# Upgrade error message?



## gkotlin (Feb 16, 2005)

I'm trying to upgrade a series 2 tivo from 40 gb to whatever I get with a 300 gb drive.

I use the info on the weaknees site, and everything looks good, except. At the end it says "Error fixing volume list."

Any help is appreciated.
I'm trying to swap the drives, not add, and retain my recordings.

The command I'm using is:
mfsbackup -tao - /dev/hdb | mfsrestore -s 127 -r 4 -xzpi /dev/hda


Thanks
Greg


----------



## funtoupgrade (Mar 15, 2005)

Make sure you are using the LBA48 version of MFStools. Also your swap file needs to be at least 150 instead of 127. Then you will need to run tpip. You might also try getting rid of the -r 4 and see if that helps.


----------



## gkotlin (Feb 16, 2005)

I don't know what version of software I have. I did increase the swap size. I removed the -r and it took a few hours this time instead of a few minutes. It all seemed to work. I put it back into my tivo, but my tivo keeps restarting. It gets the the " just a few minutes more" and then it restarts to powering up.

any suggestions.

Thanks
Greg


----------



## gkotlin (Feb 16, 2005)

I put my old drive back in and everything works fine. The drive that I am putting in for a replacement is brand new. I did use it in a pc for a week. I did remove pc partitions using fdisk.

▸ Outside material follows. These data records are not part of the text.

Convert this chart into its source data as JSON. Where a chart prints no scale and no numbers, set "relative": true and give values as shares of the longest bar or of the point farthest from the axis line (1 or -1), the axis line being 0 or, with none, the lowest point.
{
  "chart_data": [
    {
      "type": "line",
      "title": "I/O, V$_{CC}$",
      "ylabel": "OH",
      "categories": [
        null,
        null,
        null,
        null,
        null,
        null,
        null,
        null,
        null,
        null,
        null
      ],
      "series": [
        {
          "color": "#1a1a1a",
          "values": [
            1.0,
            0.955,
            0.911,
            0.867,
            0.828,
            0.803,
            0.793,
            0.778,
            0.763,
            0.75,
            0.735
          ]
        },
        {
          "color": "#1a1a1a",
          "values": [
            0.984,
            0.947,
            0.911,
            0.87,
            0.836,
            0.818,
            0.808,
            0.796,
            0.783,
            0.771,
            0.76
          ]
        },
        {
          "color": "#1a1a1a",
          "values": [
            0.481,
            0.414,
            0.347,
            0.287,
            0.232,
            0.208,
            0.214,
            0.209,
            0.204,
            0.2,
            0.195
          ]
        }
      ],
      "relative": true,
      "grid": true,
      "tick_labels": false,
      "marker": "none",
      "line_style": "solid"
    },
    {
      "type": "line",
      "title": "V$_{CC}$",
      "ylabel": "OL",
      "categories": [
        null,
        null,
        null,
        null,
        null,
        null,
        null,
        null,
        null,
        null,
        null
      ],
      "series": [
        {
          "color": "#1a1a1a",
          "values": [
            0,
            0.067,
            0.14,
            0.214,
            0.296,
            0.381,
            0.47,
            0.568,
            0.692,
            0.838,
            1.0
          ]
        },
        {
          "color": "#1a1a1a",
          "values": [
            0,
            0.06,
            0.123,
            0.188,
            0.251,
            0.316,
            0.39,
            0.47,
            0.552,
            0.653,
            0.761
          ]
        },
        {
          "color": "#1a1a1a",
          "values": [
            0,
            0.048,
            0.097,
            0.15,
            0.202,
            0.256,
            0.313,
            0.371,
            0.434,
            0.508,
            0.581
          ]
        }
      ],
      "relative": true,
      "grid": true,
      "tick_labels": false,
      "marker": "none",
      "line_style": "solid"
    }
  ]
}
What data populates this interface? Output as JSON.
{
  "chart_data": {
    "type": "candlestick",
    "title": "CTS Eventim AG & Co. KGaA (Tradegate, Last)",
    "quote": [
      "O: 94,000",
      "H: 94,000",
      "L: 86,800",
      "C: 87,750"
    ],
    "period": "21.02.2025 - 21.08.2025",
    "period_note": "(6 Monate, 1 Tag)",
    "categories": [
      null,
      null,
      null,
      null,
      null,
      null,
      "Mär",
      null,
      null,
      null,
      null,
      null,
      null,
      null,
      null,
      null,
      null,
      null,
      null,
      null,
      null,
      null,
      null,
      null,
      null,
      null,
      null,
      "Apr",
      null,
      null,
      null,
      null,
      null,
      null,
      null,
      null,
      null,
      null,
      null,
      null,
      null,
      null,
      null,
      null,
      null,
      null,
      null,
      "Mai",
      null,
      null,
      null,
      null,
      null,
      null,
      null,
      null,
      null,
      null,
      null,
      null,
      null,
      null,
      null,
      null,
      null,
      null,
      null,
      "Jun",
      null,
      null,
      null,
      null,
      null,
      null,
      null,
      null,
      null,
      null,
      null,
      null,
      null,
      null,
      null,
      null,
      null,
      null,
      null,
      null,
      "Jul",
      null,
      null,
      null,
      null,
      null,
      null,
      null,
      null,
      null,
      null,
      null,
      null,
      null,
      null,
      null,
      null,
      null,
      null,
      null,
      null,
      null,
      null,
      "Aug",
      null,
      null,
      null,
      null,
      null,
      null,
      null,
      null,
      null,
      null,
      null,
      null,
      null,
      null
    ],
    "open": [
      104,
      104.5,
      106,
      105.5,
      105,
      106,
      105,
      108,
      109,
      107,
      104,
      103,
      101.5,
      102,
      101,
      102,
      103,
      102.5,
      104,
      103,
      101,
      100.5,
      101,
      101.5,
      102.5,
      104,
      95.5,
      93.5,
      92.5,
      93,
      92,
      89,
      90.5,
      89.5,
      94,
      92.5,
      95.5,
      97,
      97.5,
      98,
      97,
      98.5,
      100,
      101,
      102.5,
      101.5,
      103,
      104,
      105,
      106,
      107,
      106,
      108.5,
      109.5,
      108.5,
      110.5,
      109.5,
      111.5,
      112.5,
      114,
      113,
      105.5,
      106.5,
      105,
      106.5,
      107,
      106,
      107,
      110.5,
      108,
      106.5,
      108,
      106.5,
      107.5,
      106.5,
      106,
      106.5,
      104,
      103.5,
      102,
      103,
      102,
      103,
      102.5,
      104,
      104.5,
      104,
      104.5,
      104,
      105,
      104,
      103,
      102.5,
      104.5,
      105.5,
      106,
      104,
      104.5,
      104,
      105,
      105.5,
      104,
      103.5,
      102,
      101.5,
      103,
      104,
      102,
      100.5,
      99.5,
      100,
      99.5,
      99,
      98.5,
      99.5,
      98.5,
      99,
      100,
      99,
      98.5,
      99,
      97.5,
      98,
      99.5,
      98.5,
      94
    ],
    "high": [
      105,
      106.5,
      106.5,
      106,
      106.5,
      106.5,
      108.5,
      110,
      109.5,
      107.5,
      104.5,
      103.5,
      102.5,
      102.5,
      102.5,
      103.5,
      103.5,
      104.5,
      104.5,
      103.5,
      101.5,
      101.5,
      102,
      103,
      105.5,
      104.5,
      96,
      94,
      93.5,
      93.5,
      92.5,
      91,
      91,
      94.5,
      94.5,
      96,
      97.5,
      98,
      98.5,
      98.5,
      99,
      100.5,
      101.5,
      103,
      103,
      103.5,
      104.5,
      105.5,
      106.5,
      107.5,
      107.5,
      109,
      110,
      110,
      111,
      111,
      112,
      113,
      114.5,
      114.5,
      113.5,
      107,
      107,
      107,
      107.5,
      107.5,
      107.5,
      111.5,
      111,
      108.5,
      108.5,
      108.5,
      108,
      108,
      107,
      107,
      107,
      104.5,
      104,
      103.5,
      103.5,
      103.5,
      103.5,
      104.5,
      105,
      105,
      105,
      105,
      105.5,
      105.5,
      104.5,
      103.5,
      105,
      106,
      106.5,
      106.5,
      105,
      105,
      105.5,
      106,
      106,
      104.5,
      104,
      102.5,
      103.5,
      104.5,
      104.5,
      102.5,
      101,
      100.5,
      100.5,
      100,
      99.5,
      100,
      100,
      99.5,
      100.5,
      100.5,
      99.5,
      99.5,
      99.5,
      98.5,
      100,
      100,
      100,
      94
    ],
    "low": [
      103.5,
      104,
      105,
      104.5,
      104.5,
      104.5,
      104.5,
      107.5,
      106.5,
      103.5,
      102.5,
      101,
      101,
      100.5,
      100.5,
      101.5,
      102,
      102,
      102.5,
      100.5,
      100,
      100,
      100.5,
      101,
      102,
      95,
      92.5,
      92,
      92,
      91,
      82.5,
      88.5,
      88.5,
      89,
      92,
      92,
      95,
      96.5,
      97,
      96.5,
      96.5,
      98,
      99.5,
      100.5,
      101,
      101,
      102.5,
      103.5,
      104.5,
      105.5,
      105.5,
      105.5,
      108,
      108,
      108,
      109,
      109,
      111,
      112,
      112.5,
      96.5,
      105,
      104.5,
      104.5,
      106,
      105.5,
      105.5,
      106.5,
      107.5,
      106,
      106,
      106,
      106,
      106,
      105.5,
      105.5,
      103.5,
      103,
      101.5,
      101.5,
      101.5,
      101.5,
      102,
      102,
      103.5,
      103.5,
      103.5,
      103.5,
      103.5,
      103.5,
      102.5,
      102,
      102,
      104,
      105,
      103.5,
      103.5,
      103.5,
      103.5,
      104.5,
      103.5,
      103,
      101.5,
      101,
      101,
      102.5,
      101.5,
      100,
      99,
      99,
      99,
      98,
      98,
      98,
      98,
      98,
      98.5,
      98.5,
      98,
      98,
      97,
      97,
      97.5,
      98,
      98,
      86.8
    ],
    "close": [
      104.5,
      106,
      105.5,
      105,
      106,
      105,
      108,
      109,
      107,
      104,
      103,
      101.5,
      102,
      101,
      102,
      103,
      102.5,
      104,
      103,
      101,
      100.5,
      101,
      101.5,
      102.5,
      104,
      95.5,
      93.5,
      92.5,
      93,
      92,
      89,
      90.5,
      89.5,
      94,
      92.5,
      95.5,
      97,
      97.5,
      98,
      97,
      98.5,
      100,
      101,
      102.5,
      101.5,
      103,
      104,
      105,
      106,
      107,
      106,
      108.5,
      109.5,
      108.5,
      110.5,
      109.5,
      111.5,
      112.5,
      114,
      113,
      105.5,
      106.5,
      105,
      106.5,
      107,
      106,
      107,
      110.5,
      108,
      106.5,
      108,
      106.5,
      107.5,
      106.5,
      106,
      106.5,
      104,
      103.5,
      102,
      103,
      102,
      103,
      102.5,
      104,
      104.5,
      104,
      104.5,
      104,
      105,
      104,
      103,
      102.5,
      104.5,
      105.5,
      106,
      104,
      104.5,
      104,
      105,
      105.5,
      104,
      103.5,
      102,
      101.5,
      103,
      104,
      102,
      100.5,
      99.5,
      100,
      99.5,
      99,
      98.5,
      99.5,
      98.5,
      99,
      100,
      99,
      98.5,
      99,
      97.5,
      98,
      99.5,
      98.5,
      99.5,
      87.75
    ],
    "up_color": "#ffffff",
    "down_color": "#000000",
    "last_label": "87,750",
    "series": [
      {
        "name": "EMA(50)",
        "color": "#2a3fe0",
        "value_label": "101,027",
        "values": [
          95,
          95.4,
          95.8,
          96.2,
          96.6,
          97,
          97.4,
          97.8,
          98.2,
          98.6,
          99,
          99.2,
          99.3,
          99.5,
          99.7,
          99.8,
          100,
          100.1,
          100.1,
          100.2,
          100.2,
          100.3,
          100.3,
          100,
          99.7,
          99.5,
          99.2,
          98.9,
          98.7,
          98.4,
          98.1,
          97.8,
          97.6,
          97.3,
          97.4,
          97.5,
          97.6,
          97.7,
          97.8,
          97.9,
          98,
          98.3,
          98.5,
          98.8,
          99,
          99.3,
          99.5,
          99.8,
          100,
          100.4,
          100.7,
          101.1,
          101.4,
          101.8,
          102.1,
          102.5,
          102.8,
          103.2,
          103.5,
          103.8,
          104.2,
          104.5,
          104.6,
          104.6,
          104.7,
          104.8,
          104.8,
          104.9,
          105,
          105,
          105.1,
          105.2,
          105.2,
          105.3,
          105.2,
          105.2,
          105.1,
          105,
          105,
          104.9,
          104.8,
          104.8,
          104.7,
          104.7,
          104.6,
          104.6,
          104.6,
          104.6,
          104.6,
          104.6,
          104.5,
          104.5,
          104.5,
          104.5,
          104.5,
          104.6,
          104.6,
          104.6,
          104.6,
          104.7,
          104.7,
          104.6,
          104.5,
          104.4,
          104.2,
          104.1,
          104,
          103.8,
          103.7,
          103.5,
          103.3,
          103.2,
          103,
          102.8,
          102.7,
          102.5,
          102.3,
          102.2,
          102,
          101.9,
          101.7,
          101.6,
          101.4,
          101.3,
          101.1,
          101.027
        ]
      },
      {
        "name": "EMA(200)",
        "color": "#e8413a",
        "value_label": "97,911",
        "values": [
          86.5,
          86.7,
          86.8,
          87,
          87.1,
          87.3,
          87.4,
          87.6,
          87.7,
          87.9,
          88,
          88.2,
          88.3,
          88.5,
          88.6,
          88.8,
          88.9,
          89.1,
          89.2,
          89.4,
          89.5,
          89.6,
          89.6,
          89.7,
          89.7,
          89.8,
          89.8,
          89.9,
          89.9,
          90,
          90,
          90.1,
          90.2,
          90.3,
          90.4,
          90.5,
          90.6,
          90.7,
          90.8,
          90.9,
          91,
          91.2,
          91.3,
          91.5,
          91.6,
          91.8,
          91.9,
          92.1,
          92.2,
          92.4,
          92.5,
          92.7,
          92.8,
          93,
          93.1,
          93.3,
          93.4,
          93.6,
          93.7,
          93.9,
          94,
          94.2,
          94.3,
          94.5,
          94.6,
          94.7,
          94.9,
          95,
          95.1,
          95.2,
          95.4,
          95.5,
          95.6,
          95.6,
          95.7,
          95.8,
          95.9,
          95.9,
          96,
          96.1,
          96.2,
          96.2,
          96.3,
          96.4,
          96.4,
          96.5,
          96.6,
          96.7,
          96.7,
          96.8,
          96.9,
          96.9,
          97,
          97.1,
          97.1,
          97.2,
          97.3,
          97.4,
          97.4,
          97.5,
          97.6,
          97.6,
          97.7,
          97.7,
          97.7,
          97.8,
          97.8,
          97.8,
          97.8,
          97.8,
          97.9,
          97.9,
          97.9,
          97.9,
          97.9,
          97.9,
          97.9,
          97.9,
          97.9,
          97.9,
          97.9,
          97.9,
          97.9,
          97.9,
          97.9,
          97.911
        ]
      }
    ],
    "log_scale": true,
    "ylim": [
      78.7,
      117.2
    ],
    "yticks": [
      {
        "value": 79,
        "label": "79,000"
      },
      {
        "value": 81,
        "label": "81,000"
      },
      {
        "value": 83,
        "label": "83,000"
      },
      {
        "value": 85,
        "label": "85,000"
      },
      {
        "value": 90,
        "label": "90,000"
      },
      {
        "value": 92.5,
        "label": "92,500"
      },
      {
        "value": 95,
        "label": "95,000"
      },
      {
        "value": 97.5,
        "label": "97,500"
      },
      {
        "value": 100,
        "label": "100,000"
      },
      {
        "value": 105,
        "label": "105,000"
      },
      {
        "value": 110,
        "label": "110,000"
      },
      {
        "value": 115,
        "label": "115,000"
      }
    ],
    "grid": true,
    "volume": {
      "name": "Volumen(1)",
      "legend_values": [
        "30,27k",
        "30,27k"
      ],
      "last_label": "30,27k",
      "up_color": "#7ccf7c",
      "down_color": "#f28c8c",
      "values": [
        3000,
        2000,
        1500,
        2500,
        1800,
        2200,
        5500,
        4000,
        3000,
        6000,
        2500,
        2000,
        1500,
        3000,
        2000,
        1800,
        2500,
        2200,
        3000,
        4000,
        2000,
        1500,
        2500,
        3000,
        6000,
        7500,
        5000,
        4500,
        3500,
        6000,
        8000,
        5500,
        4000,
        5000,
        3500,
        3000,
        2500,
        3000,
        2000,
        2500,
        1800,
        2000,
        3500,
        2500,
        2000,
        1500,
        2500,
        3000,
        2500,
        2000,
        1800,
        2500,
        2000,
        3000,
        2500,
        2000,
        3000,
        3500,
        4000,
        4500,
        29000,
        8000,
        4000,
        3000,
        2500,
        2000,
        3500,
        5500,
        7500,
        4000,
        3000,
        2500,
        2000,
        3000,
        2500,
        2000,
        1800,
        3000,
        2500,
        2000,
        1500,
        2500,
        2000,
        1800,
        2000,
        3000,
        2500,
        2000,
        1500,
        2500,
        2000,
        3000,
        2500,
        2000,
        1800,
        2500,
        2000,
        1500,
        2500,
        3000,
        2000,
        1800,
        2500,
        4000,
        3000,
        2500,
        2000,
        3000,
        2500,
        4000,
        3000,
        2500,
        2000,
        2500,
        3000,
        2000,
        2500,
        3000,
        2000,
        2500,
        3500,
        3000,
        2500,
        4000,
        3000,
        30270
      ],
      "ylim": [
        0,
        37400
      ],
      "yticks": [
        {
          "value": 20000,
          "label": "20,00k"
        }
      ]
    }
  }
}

I figure I may need to run the fix since it was in a pc. How do I use this. Do I have to boot from the cd? Do I run it from windows?

Thanks
Greg


----------



## classicsat (Feb 18, 2004)

Yuo don't need to do anything to prepare the HDD, mfstools will completely overwrite the drive.


----------



## funtoupgrade (Mar 15, 2005)

I suggest you download the PTVUpgrade LBA48 free software and use that instead. See stickies at top of this forum.


----------



## HomeUser (Jan 12, 2003)

The Stickies are gone 

You should use the uppercase *T* in *T*ao -

If the swap is greater then 127 (-s 127) you need to run a program called tpip to adjust the partition for use in the TiVo.

I Agree with funtoupgrade, use the PTV upgrade CD with the WeaKnees instructions. 
PTVupgrade LBA48 CD with MFStools

Note: the transfer will go faster if the drives are on different IDE channels if you can move the one of the drives to the secondary channel (put the drives on different cables).


----------